Insgesamt unterscheiden wir zwei verschiedene Formen von Muskeln, abhängig von den Fasertypen, aus denen sie bestehen: Zum einen gibt es die langsam kontrahierenden, ausdauernden Fasern. Diese werden vor allem beim Ausdauersport gebildet. Bei Marathonläufern sind in erster Linie diese Ausdauermuskeln trainiert. Weitaus weniger gut untersucht wurde bisher die zweite Muskelform, die aus schnell kontrahierenden Fasern besteht. Diese Muskeln legen beim Krafttraining an Volumen zu und bringen im Vergleich grössere Kraft auf.

Was im Muskel passiert, wenn du ihn trainierst

Der Botenstoff «Brain-Derived Neurotrophic Factor», kurz BDNF, verringert beim Krafttraining die Ausdauermuskulatur. Professor Handschin und sein Team haben den Botenstoff aus der Gruppe der Myokine genauer untersucht. Sie konnten zeigen, dass dieser vom Muskel hergestellt wird und wie er auf Muskeln und Synapsen einwirkt. Die Resultate wurden im Fachblatt PNAS veröffentlicht.

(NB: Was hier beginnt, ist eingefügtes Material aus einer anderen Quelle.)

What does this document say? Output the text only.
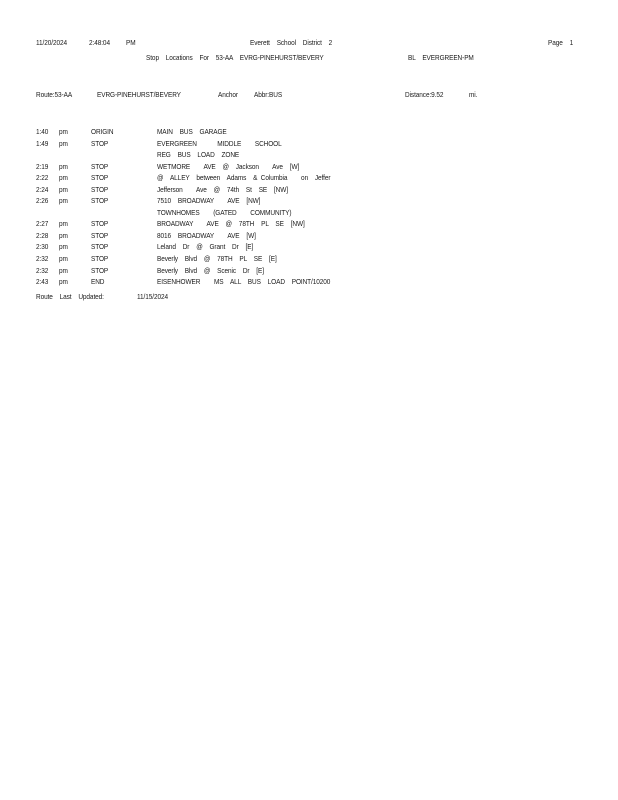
11/20/2024	2:48:04 PM	Everett    School    District    2	Page    1
Stop    Locations    For    53-AA    EVRG-PINEHURST/BEVERY	BL    EVERGREEN-PM
Route:53-AA	EVRG-PINEHURST/BEVERY	Anchor Abbr:BUS	Distance:9.52	mi.
1:40 pm	ORIGIN	MAIN    BUS    GARAGE
1:49 pm	STOP	EVERGREEN            MIDDLE        SCHOOL
REG    BUS    LOAD    ZONE
2:19 pm	STOP	WETMORE        AVE    @    Jackson        Ave    [W]
2:22 pm	STOP	@    ALLEY    between    Adams    &  Columbia        on    Jeffer
2:24 pm	STOP	Jefferson        Ave    @    74th    St    SE    [NW]
2:26 pm	STOP	7510    BROADWAY        AVE    [NW]
TOWNHOMES        (GATED        COMMUNITY)
2:27 pm	STOP	BROADWAY        AVE    @    78TH    PL    SE    [NW]
2:28 pm	STOP	8016    BROADWAY        AVE    [W]
2:30 pm	STOP	Leland    Dr    @    Grant    Dr    [E]
2:32 pm	STOP	Beverly    Blvd    @    78TH    PL    SE    [E]
2:32 pm	STOP	Beverly    Blvd    @    Scenic    Dr    [E]
2:43 pm	END	EISENHOWER        MS    ALL    BUS    LOAD    POINT/10200
Route    Last    Updated:	11/15/2024
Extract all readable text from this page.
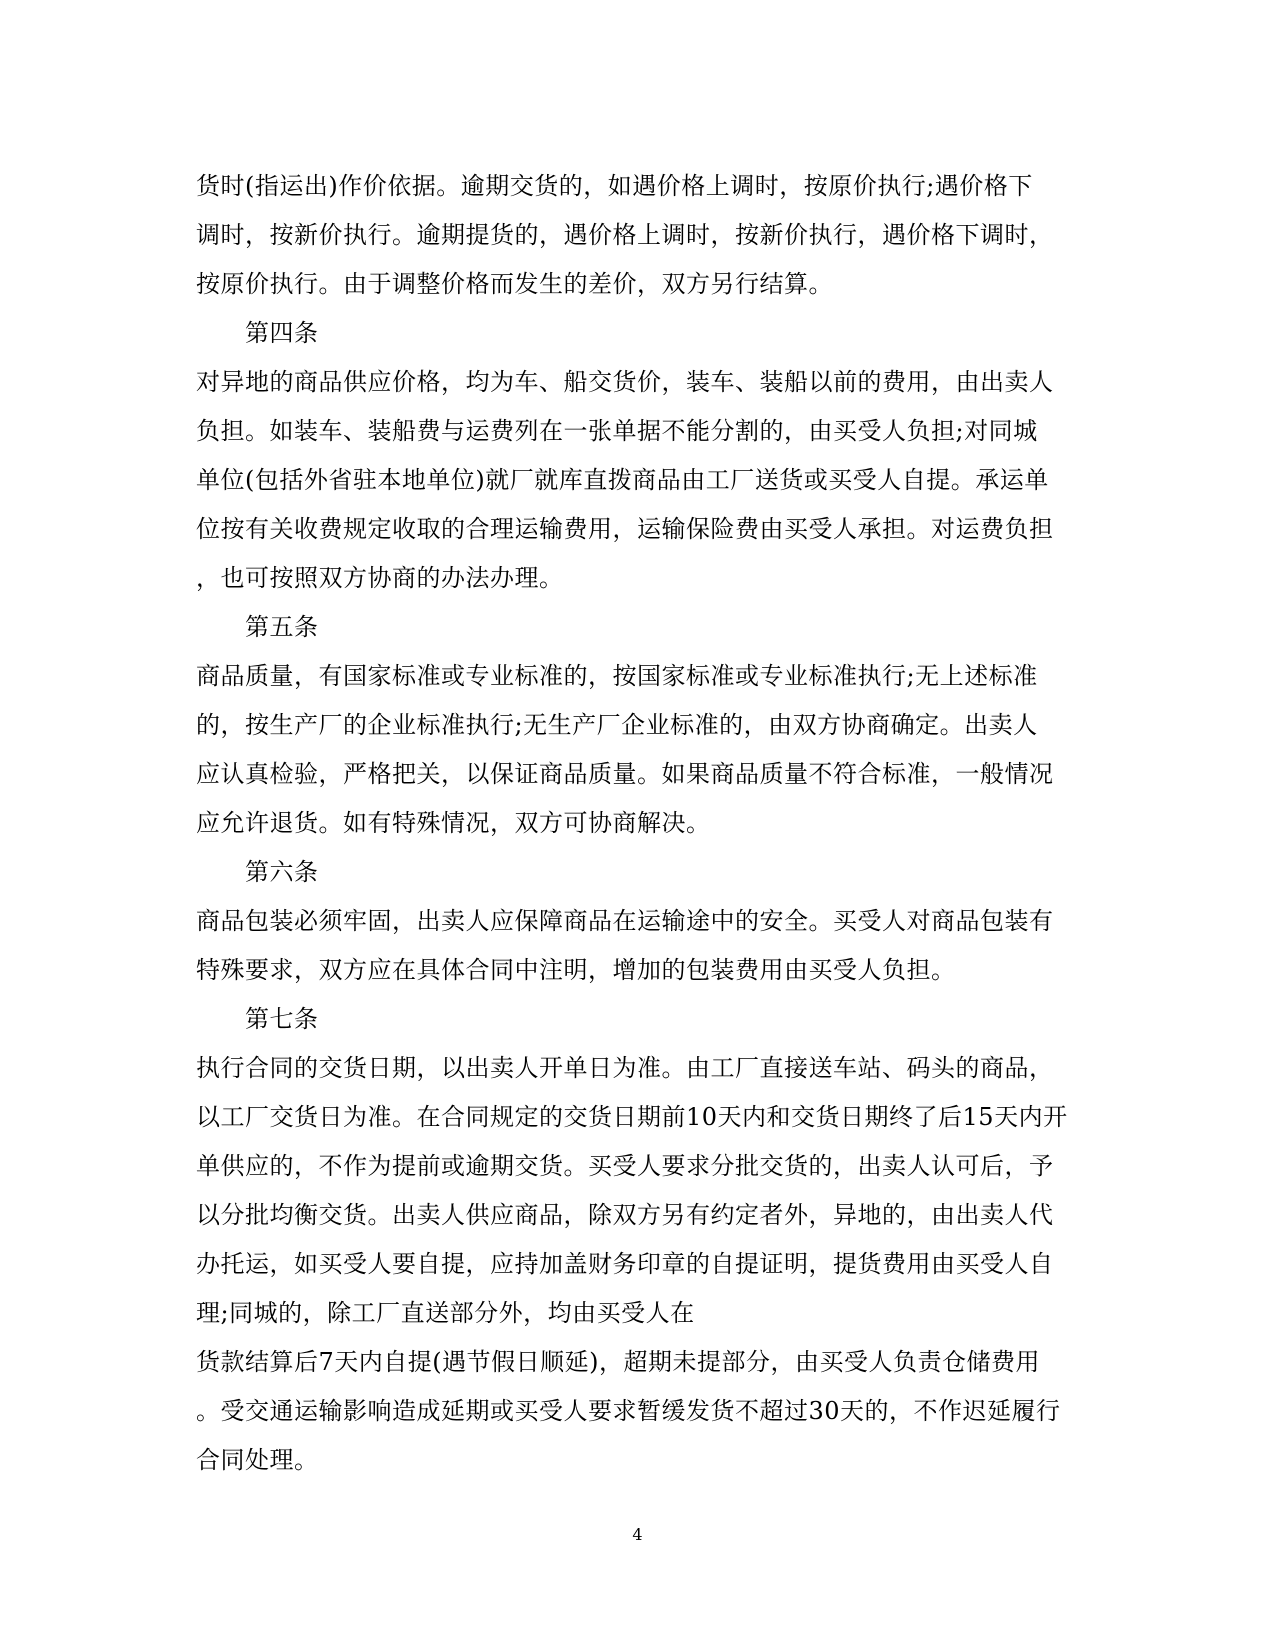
货时(指运出)作价依据。逾期交货的，如遇价格上调时，按原价执行;遇价格下
调时，按新价执行。逾期提货的，遇价格上调时，按新价执行，遇价格下调时，
按原价执行。由于调整价格而发生的差价，双方另行结算。
第四条
对异地的商品供应价格，均为车、船交货价，装车、装船以前的费用，由出卖人
负担。如装车、装船费与运费列在一张单据不能分割的，由买受人负担;对同城
单位(包括外省驻本地单位)就厂就库直拨商品由工厂送货或买受人自提。承运单
位按有关收费规定收取的合理运输费用，运输保险费由买受人承担。对运费负担
，也可按照双方协商的办法办理。
第五条
商品质量，有国家标准或专业标准的，按国家标准或专业标准执行;无上述标准
的，按生产厂的企业标准执行;无生产厂企业标准的，由双方协商确定。出卖人
应认真检验，严格把关，以保证商品质量。如果商品质量不符合标准，一般情况
应允许退货。如有特殊情况，双方可协商解决。
第六条
商品包装必须牢固，出卖人应保障商品在运输途中的安全。买受人对商品包装有
特殊要求，双方应在具体合同中注明，增加的包装费用由买受人负担。
第七条
执行合同的交货日期，以出卖人开单日为准。由工厂直接送车站、码头的商品，
以工厂交货日为准。在合同规定的交货日期前10天内和交货日期终了后15天内开
单供应的，不作为提前或逾期交货。买受人要求分批交货的，出卖人认可后，予
以分批均衡交货。出卖人供应商品，除双方另有约定者外，异地的，由出卖人代
办托运，如买受人要自提，应持加盖财务印章的自提证明，提货费用由买受人自
理;同城的，除工厂直送部分外，均由买受人在
货款结算后7天内自提(遇节假日顺延)，超期未提部分，由买受人负责仓储费用
。受交通运输影响造成延期或买受人要求暂缓发货不超过30天的，不作迟延履行
合同处理。
4
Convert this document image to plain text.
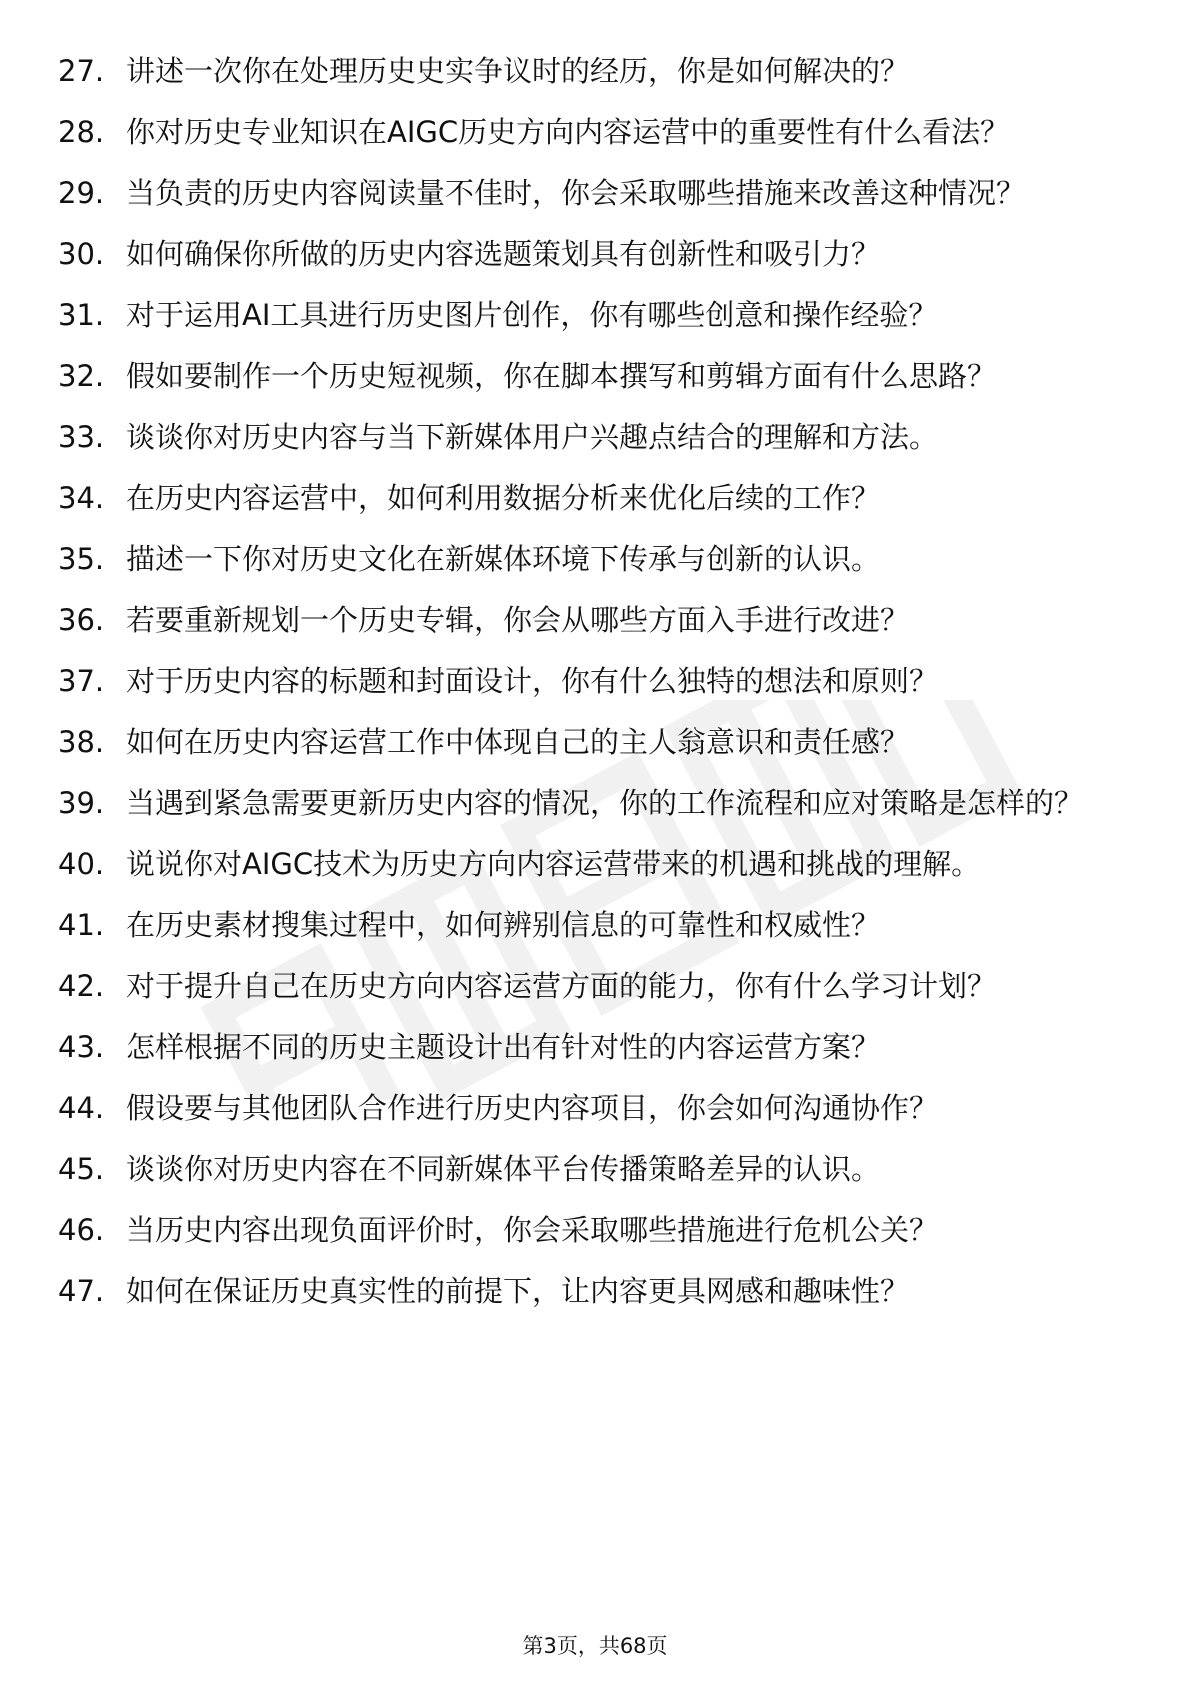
27. 讲述一次你在处理历史史实争议时的经历，你是如何解决的？
28. 你对历史专业知识在AIGC历史方向内容运营中的重要性有什么看法？
29. 当负责的历史内容阅读量不佳时，你会采取哪些措施来改善这种情况？
30. 如何确保你所做的历史内容选题策划具有创新性和吸引力？
31. 对于运用AI工具进行历史图片创作，你有哪些创意和操作经验？
32. 假如要制作一个历史短视频，你在脚本撰写和剪辑方面有什么思路？
33. 谈谈你对历史内容与当下新媒体用户兴趣点结合的理解和方法。
34. 在历史内容运营中，如何利用数据分析来优化后续的工作？
35. 描述一下你对历史文化在新媒体环境下传承与创新的认识。
36. 若要重新规划一个历史专辑，你会从哪些方面入手进行改进？
37. 对于历史内容的标题和封面设计，你有什么独特的想法和原则？
38. 如何在历史内容运营工作中体现自己的主人翁意识和责任感？
39. 当遇到紧急需要更新历史内容的情况，你的工作流程和应对策略是怎样的？
40. 说说你对AIGC技术为历史方向内容运营带来的机遇和挑战的理解。
41. 在历史素材搜集过程中，如何辨别信息的可靠性和权威性？
42. 对于提升自己在历史方向内容运营方面的能力，你有什么学习计划？
43. 怎样根据不同的历史主题设计出有针对性的内容运营方案？
44. 假设要与其他团队合作进行历史内容项目，你会如何沟通协作？
45. 谈谈你对历史内容在不同新媒体平台传播策略差异的认识。
46. 当历史内容出现负面评价时，你会采取哪些措施进行危机公关？
47. 如何在保证历史真实性的前提下，让内容更具网感和趣味性？
第3页，共68页
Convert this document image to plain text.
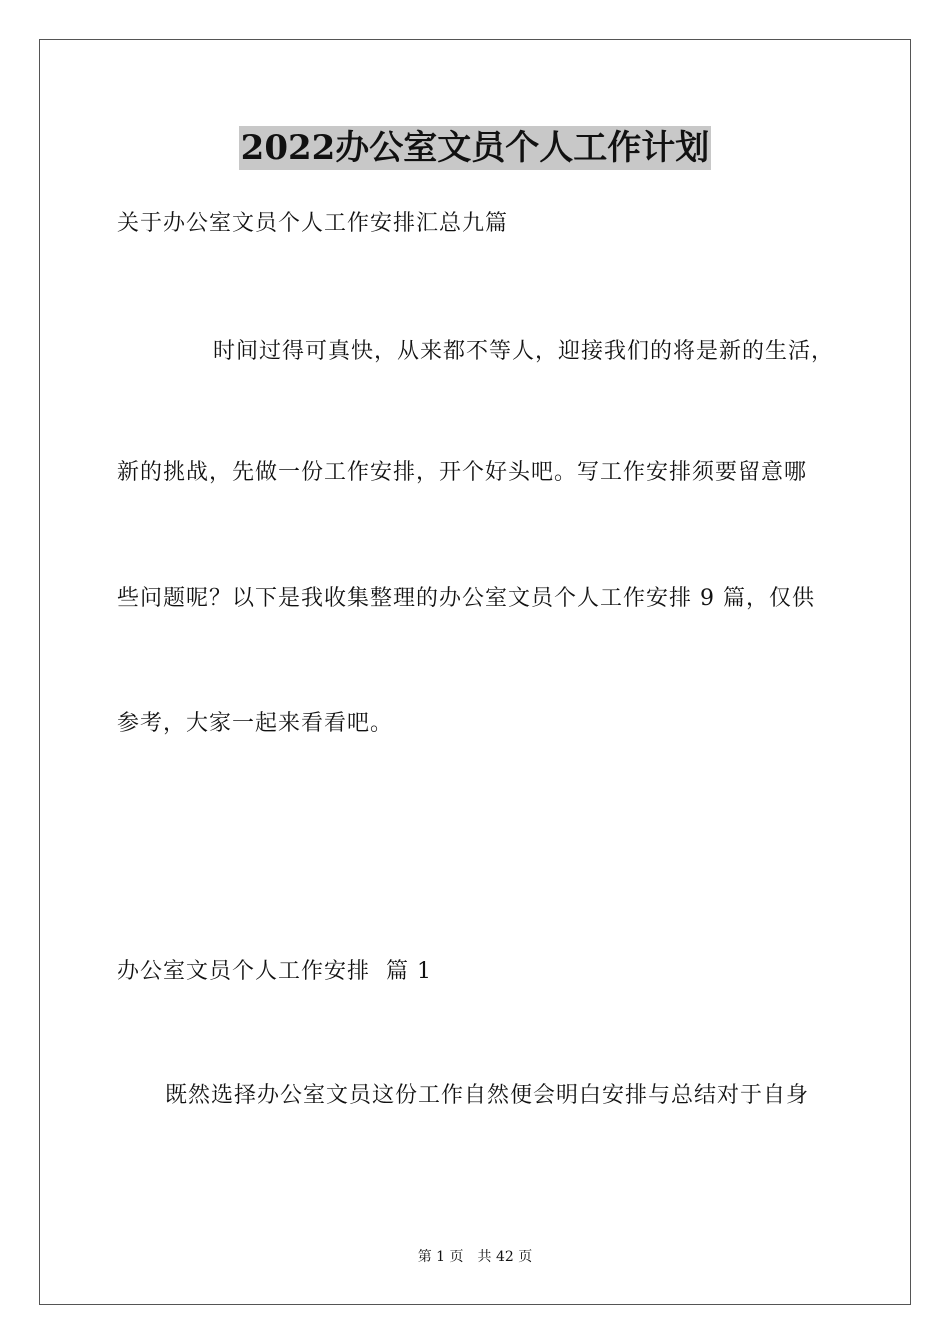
2022办公室文员个人工作计划
关于办公室文员个人工作安排汇总九篇
时间过得可真快，从来都不等人，迎接我们的将是新的生活，
新的挑战，先做一份工作安排，开个好头吧。写工作安排须要留意哪
些问题呢？以下是我收集整理的办公室文员个人工作安排 9 篇，仅供
参考，大家一起来看看吧。
办公室文员个人工作安排  篇 1
既然选择办公室文员这份工作自然便会明白安排与总结对于自身
第 1 页 共 42 页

BDNF bewirkt demnach nicht nur, dass die Kraftmuskulatur zunimmt, sondern sorgt im Gegenzug auch dafür, dass die Ausdauermuskulatur abgebaut und damit verringert wird.

Handschin und Team haben nun einen hormonähnlichen Botenstoff aus der Familie der Myokine an Mäusen untersucht. Myokine werden vom Muskel bei seiner Kontraktion ausgeschüttet. Der neu identifizierte BDNF wird gemäss Handschin vom Muskel selbst gebildet und wirkt nicht nur auf diesen ein. Gleichzeitig wandelt er auch die neuromuskulären Synapsen um, also die Verbindungen zwischen Nervenzelle und Muskel.

BDNF wandelt Ausdauermuskeln in Kraftmuskeln um

Diese Umformung der neuromuskulären Synapsen beim Krafttraining hat zur Folge, dass der Körper vermehrt Kraftmuskulatur aufbaut. Jedoch erfolgt der Zuwachs an Kraftmuskeln auf Kosten der Ausdauermuskulatur. «Genauer gesagt werden durch die Ausschüttung des BDNF die Ausdauermuskeln in Kraftmuskulatur umgewandelt», wird Handschin auf der Webseite der Uni Basel zitiert. Damit sei BDNF ein Faktor, dem nachgewiesen werden könne, dass er eigens vom Muskel hergestellt würde und Einfluss auf die Muskelfaserform hätte.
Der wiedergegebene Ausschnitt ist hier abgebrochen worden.